Wills and trusts are complementary tools in the estate planning toolbox, but they do not serve the same purposes. Wills are basic estate planning documents; trusts accomplish a number of advanced purposes, such as probate avoidance and asset protection. (In this post, I will be talking about simple revocable trusts that are used for probate avoidance; these trusts are the most common type used in estate planning.)
Very (very) simply put: a will does not help you to avoid probate. A trust does. 
Let’s start with the basics. Black’s law dictionary defines wills and trusts as follows:
Will: A document by which a person directs his or her estate to be distributed upon death.
Trust: a property interest held by one person (the trustee) at the request of another person (the settlor) for the benefit of a third party (the beneficiary).
So what does that mean?
A will does not have any effect during your lifetime. It has the very straightforward purpose of directing who should have your assets - your house and furnishings, your bank accounts, your car - after you have died. Wills have power when they are filed with the probate court of the county where you were living when you died. The probate court appoints the person you’ve named in your will to manage this transfer and issues documents that give that person the legal authority to collect your assets. The probate court then supervises the process of transferring your assets to the people you’ve named in your will to receive them. The person who does the work of the transfer is called a executor, an administrator, or a personal representative, depending on how they are appointed and the state where the probate is taking place.
Wills do not, therefore, achieve any lifetime estate planning purposes, such as managing your assets if you are incapacitated. (Wills can be used during lifetime if you are incapacitated and have appointed a guardian for your children in your will, but I prefer to use a separate Nomination of Guardian for that purpose.) 
A trust, by contrast, is a document which governs the management of property both during your life and after your death. When you establish a trust, you may put assets into that trust during your lifetime and have access to them during your lifetime in addition to using that trust to direct the distribution of your assets after you die. There are many benefits to using a trust to do this instead of a will:
  • If you are incapacitated during your lifetime, your successor trustee can manage assets held in the trust for your benefit 
  • You can set down rules for the management of your assets if you die while your children are young, and can delay the age at which your children will receive those assets (children get control of assets left to them under a will at age 18)
  • Assets held in trust do not have to go through probate administration, and can be transferred to your heirs or used for their benefit almost immediately after you die
  • Trusts are private and do not have to be filed with the court, so your estate planning arrangement will not be made known to people you might not want to have access to them
So how does this look in practice? I’ve made a few charts showing how an estate is distributed using a will and using a trust. Keep in mind that, even if you have a trust, you should also have a “pour-over will” so that any assets you have not put into your trust during your lifetime will be “poured over” into the trust by probating your will. (With all these trusts, the settlor- the person who establishes the trust- can act as trustee- the person who manages the trust- during their lifetime, and can also be the sole beneficiary- the person who gets the benefit of the assets held in the trust. Trusts can be very flexible.)
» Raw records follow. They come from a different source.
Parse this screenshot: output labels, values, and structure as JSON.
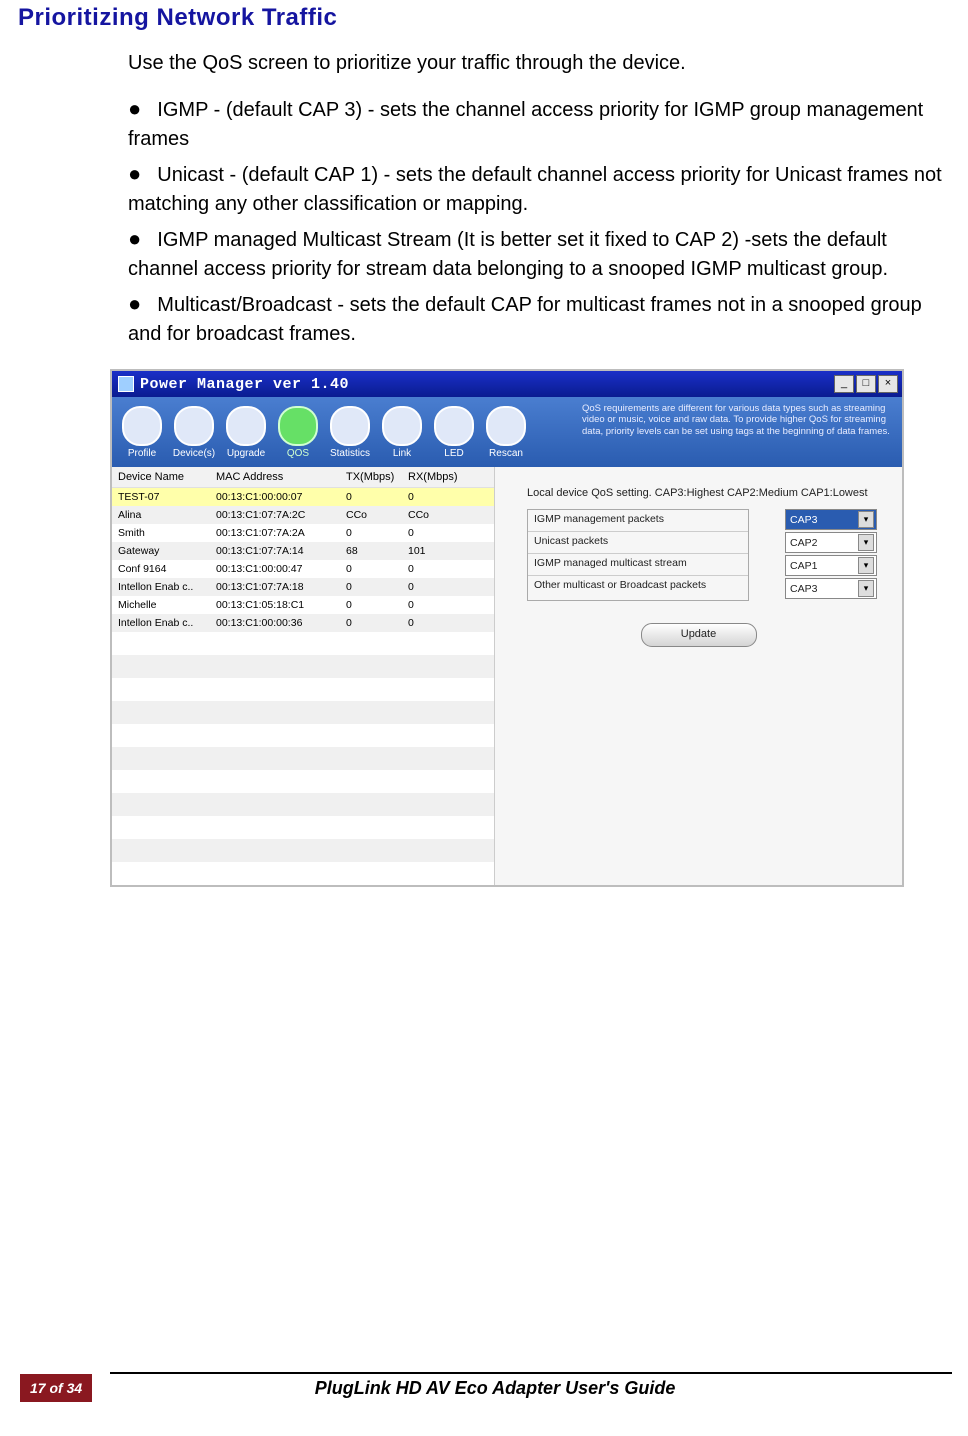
{
  "title": "Prioritizing Network Traffic",
  "intro": "Use the QoS screen to prioritize your traffic through the device.",
  "bullets": [
    "IGMP - (default CAP 3) - sets the channel access priority for IGMP group management frames",
    "Unicast - (default CAP 1) - sets the default channel access priority for Unicast frames not matching any other classification or mapping.",
    "IGMP managed Multicast Stream (It is better set it fixed to CAP 2) -sets the default channel access priority for stream data belonging to a snooped IGMP multicast group.",
    "Multicast/Broadcast - sets the default CAP for multicast frames not in a snooped group and for broadcast frames."
  ],
  "app": {
    "window_title": "Power Manager ver 1.40",
    "toolbar": [
      "Profile",
      "Device(s)",
      "Upgrade",
      "QOS",
      "Statistics",
      "Link",
      "LED",
      "Rescan"
    ],
    "active_tab": "QOS",
    "qos_desc": "QoS requirements are different for various data types such as streaming video or music, voice and raw data. To provide higher QoS for streaming data, priority levels can be set using tags at the beginning of data frames.",
    "table_headers": {
      "c1": "Device Name",
      "c2": "MAC Address",
      "c3": "TX(Mbps)",
      "c4": "RX(Mbps)"
    },
    "devices": [
      {
        "name": "TEST-07",
        "mac": "00:13:C1:00:00:07",
        "tx": "0",
        "rx": "0",
        "sel": true
      },
      {
        "name": "Alina",
        "mac": "00:13:C1:07:7A:2C",
        "tx": "CCo",
        "rx": "CCo"
      },
      {
        "name": "Smith",
        "mac": "00:13:C1:07:7A:2A",
        "tx": "0",
        "rx": "0"
      },
      {
        "name": "Gateway",
        "mac": "00:13:C1:07:7A:14",
        "tx": "68",
        "rx": "101"
      },
      {
        "name": "Conf 9164",
        "mac": "00:13:C1:00:00:47",
        "tx": "0",
        "rx": "0"
      },
      {
        "name": "Intellon Enab c..",
        "mac": "00:13:C1:07:7A:18",
        "tx": "0",
        "rx": "0"
      },
      {
        "name": "Michelle",
        "mac": "00:13:C1:05:18:C1",
        "tx": "0",
        "rx": "0"
      },
      {
        "name": "Intellon Enab c..",
        "mac": "00:13:C1:00:00:36",
        "tx": "0",
        "rx": "0"
      }
    ],
    "local_label": "Local device QoS setting. CAP3:Highest CAP2:Medium CAP1:Lowest",
    "qos_rows": [
      {
        "label": "IGMP management packets",
        "value": "CAP3",
        "hl": true
      },
      {
        "label": "Unicast packets",
        "value": "CAP2"
      },
      {
        "label": "IGMP managed multicast stream",
        "value": "CAP1"
      },
      {
        "label": "Other multicast or Broadcast packets",
        "value": "CAP3"
      }
    ],
    "update": "Update"
  },
  "footer": {
    "page": "17 of 34",
    "guide": "PlugLink HD AV Eco Adapter User's Guide"
  }
}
This chart shows a simple administration of a single person’s estate by probate. Probate assets (assets held in the person’s name alone) are distributed according to the directions in the will. Assets that have beneficiary designations or transfer-on-death provisions are distributed as directed by those arrangements. (I have not included jointly held property, which will generally become the full property of the surviving joint owner if one joint owner dies.)


This chart shows the administration of a single person’s will and trust. If there are assets held in the person’s name alone, they will be poured into the trust by probate administration. However, anything held in the trust will be distributed to the beneficiaries or held and managed for their benefit, depending on how the trust is drafted.


This chart shows a couple’s estate with two wills and a single trust. Since many couples own most of their property jointly, a single trust may be appropriate. Each spouse’s will pours any probate assets into the trust to be distributed. 

There are many, many different scenarios for how wills and/or trusts can be used to direct the distribution of your assets. The plan that is right for you will depend on your family, your assets, and your goals.